Performance of Three Rockfall Models Tested at Historic Rockfall Sites in Western Norway

Abstract

A persistent problem in rockfall hazard assessments is the use of different definitions and methodologies within rockfall models used for hazard zone mapping. The primary purpose of this thesis is to study the parameter sensitivity in three prevalent rockfall models to quantify the robustness of the models. The applied rockfall models were RAMMS::ROCKFALL, Rockyfor3D, and RocFall. Fieldwork from four rockfall locations in Lærdal and Aurland in Western Norway was conducted to collect realistic input data for analyses. Sensitivity analyses of what were considered the most influential parameters were performed. A particular emphasis was put on modeled runout lengths following the adjustments of individual input parameters. The robustness of the models was validated based on the analyses results. Furthermore, the models were evaluated based on their total performance and whether suitable for hazard mapping of rockfalls. The studied parameters were block- and slope characteristics, the effect of forest, and analyses in different model approaches in the specified models. Studies regarding block volume trended differently within each model as larger block volumes had longer runout lengths in RAMMS::ROCKFALL and Rockyfor3D, while smaller block volumes had longer runouts in RocFall.
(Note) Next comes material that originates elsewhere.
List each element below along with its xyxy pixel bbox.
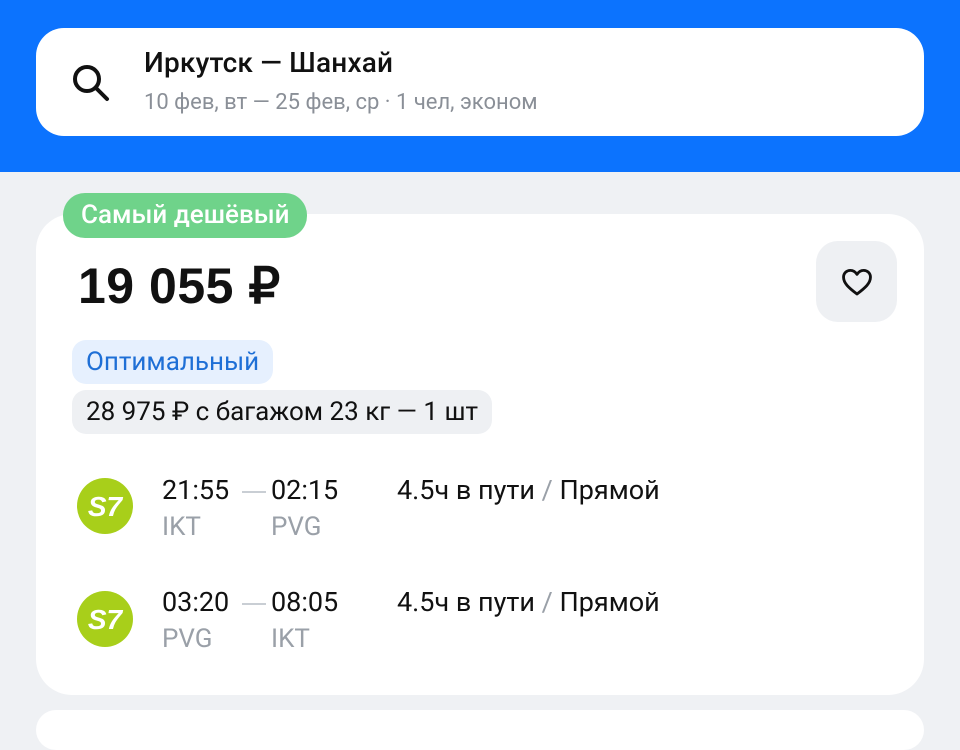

The investigation of different block shapes related spherical shapes to longer runout lengths compared with more angular shapes. Analyses regarding slope characteristics such as terrain material and spatial resolution are complex as the models are based on different approaches. Findings showed that the parameters defining the terrain were exceptionally sensitive, and the comparison of predefined materials from the available software manuals was not sufficient for realistic model outputs. Applying different spatial resolution to the models were complicated due to the excessive amount of data required. Sensitivity analyses including forest confirmed general assumptions regarding the mitigation effect of forests. The work has shown that applying different model approaches were valuable as different aspects were considered by assessing separate applications. Based on findings in this study, Rockyfor3D was determined to offer the best total performance of the three models regarding hazard zone mapping on Norwegian conditions.